С любовью, Луков (ЛП)
Выражение лица Ивана должно было что-то мне сказать, но этого не случилось.
— Я так и не понял, что ты имеешь в виду. Объясни.
Мой взгляд скользнул к потолку.
— Чего ты не понял? Мамин любимчик — мой брат Джонатан. А отец больше всех любит Руби.
— Что??
Я пожала плечами.
— У каждого есть свои любимчики, не только у родителей. Например, у Руби это Тали. А у Тали — Руби. Себастьян и ДжоДжо тоже любят Руби больше всех. Все нормально.

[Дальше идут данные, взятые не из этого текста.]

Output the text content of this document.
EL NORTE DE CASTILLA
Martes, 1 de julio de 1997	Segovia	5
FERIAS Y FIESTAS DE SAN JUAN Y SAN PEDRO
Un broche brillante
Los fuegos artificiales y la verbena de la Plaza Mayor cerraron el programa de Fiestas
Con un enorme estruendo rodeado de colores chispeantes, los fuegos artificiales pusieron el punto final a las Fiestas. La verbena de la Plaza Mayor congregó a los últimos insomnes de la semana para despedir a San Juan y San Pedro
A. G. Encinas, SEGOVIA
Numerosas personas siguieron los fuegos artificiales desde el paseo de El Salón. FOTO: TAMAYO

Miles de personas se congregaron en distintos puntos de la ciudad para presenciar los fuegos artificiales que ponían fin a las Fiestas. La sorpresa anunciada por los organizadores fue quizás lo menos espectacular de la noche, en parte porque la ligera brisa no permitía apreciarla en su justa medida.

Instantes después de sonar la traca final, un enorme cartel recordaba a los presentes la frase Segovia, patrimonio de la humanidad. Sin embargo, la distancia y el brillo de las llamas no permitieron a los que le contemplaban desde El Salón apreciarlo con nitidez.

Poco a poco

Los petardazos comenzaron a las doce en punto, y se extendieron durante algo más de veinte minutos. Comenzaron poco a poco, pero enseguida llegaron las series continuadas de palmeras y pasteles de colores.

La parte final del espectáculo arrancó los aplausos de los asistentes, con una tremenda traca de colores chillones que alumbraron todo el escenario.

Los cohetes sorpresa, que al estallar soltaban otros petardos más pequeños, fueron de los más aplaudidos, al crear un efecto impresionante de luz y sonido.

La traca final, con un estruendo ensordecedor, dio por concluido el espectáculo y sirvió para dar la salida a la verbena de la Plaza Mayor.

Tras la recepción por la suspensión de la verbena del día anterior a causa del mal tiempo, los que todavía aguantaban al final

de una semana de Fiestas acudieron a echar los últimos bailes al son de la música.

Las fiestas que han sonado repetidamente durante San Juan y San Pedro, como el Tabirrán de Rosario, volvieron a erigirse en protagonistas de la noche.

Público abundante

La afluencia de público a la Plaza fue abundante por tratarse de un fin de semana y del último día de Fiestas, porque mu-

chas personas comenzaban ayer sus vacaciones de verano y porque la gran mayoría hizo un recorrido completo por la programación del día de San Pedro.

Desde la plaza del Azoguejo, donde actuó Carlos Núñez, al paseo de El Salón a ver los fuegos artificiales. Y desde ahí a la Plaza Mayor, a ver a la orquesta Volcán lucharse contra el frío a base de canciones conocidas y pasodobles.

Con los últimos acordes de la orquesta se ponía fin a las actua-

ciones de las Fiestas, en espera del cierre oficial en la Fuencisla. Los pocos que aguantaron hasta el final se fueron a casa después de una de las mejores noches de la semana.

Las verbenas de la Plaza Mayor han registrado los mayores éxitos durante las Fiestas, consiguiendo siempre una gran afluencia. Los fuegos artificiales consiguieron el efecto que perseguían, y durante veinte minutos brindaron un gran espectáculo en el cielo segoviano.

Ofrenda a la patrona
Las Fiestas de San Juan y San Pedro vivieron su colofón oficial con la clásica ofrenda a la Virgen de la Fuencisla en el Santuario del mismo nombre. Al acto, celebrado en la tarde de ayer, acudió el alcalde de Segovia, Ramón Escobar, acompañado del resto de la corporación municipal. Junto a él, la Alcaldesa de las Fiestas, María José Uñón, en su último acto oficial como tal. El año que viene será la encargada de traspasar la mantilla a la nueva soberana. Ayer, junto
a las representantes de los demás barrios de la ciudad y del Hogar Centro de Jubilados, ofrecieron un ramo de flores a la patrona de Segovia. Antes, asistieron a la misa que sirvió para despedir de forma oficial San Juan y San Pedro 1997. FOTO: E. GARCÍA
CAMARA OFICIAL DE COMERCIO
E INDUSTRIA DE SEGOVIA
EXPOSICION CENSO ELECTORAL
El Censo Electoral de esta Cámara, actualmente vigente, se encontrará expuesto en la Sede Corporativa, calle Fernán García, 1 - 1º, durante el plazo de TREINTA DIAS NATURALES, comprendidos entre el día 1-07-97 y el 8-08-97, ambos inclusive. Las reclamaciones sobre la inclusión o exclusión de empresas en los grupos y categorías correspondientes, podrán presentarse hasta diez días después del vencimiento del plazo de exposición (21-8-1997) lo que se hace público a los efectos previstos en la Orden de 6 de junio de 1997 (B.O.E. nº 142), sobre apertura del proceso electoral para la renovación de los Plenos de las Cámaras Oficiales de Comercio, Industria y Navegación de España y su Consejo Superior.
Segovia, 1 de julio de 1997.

Дело было не в том, что Иван скорчил лицо. Потому что он этого не сделал. По крайней мере, не то выражение лица, на которое отреагировали бы девять из десяти обычных людей. Однако я была той единственной, что заметила изменения. Видимо, потому что я это я. То, что отразилось на лице моего партнёра, по моему мнению, получилось рефлекторно, а не специально. У Ивана слегка напряглись мышцы челюсти. Все произошло стремительно. Просто секундное и несущественное движение.
Но мое пристальное внимание меня не подвело.
— Что? — спросила я, продолжая смотреть на парня.
Он не удивился тому, что его поймали, так что отпираться не стал.
— Кто же тогда твой любимчик? — медленно уточнил мой партнер, пристально изучая меня серо-голубыми глазами.
Я посмотрела на малышку в своих руках и улыбнулась, вглядываясь в ее крошечное личико.
— Оба ребёнка Руби.
И тут же заметила, как сильно у Ивана дернулся кадык, и как дрогнул его голос, когда он задал мне еще один вопрос.
— Я про твою семью, Пончик. В твоей непосредственной семье кого ты любишь больше всех?
Мне не нужно было рассуждать об этом. Ни секунды. Вообще. И не стоило даже смотреть Ивану в глаза для того, чтобы ответить:
— Каждого из них.
В его тоне не сквозило недоверие, когда парень задал новый вопрос.
— Что, всех сразу?
Поцеловав ребенка в лоб, я сказала:
— Да. Всех сразу. У меня нет любимчиков.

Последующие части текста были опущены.